A typical OCR system consists of a number of phases like image acquisition, pre-processing, segmentation, feature extraction, and classification. In the present work, we have proposed algorithm for the third phase of OCR (segmentation).

4.1 Digitization and pre-processing

For experimental work, Devanagari ancient documents were collected from various libraries and museums. These documents were preprocessed to get clean black and white images. For image preprocessing, 3 steps are taken. First, document image is enhanced by using an autocorrect feature of office image viewer. As a second step image is converted into a binary image and global threshold value is considered for binarization. If the global threshold value does not provide good results, then the local threshold value is considered as the third step.

4.2 Segmentation

Segmentation phase is used to segment the input document image into lines, words and characters. The algorithms used for segmentation are given below:

4.2.1 Line segmentation

Line segmentation is the process of identifying lines from a document image. Devanagari ancient documents have slanting and touching/overlapping lines. We used piecewise projection profile to segment lines [1]. The document image is divided into vertical strips and then piecewise horizontal projection profile was used to segment lines. Next average line height was used to check the correctness of segmentation. Based on average line height some lines were found to be over-segmented and some lines were found to be under-segmented. Under-segmentation and over-segmentation were dealt with in the succeeding phase.

A general algorithm for line segmentation is given below:

Algorithm line_segmentation.

The results of this algorithm are shown in Figs from 1 to 5. Figure 1 depicts binarized and preprocessed Devanagari ancient document. Line segmentation using piecewise projection profile is depicted in Fig. 2. Figure 3a shows over segmented components and Fig. 3b shows results after handling over-segmentation. An under segmented component and the search area for missing PSL is depicted in Fig. 4. Figure 5a shows under segmented components and Fig. 5b shows results after handling under-segmentation.

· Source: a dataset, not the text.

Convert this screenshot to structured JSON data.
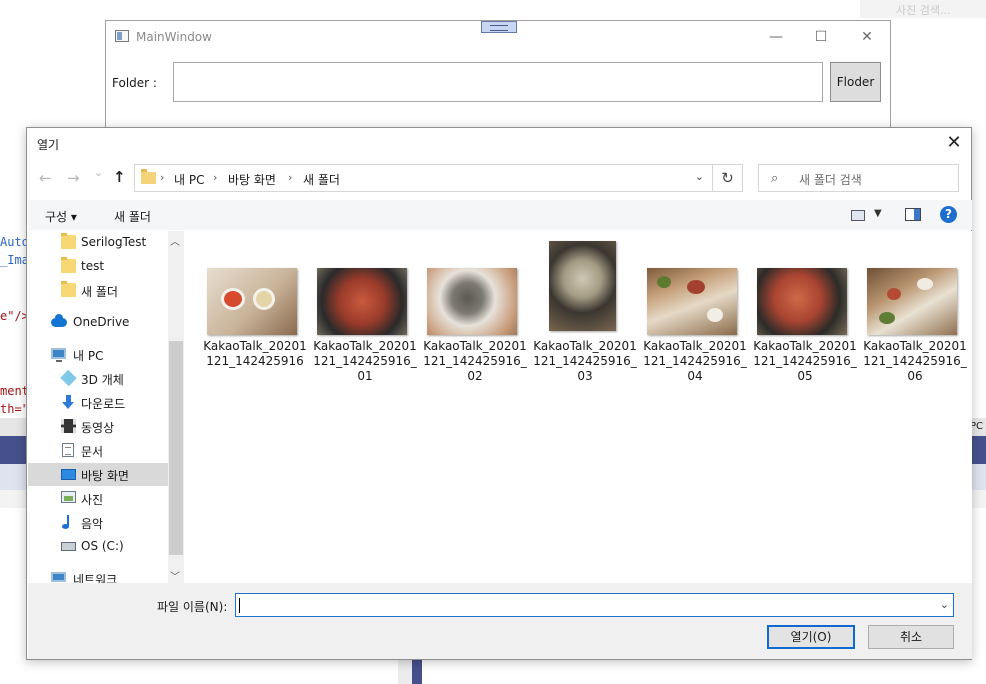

Complete results of line segmentation algorithm are shown in Fig. 6. In Fig. 6 different lines of the document are shown in different colours.

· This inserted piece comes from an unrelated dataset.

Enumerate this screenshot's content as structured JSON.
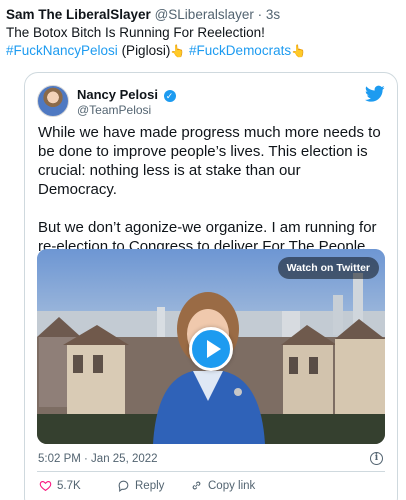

Limitations of line segmentation algorithm

Line segmentation algorithm depends on the average line height. If this is computed wrong, the results may be wrong as shown in Fig. 7b. Figure 7a gives the original document and Fig. 7b shows the document after line segmentation. As we can see that lines are not correctly segmented. This is because of wrong average line height.

4.2.2 Word segmentation

To segment words from segmented lines, the vertical projection profile method is used [33]. If we get consecutive columns with 0 black pixels, then it is decided to be a word boundary.

4.2.3 Character segmentation

Character segmentation of words is difficult because (i) two consecutive characters of a word may touch each other (ii) two side-by-side non-touching characters may overlap. They may not be vertically separable. Character segmentation in Devanagari documents becomes very easy if the headline (Shirorekha) is removed, but ancient Devanagari documents have thick and uneven headline. So, it is very difficult to remove the headline from such documents. Characters are segmented without removing headline. The process of character segmentation using multiple iterations are illustrated in Fig. 8.

As depicted in Fig. 8, characters of the document image are segmented in multiple iterations. In first iteration, connected components in the document image are found. Connected components of the sample document are shown in Fig. 9. All the connected components were assigned a different colour. Due to writing style of ancient documents, many times, most of the characters have been segmented correctly as in most of the ancient documents, there is a slight break in the headline after every character as depicted in Fig. 10. But, there are many characters which are connected with the headline as shown in Fig. 11.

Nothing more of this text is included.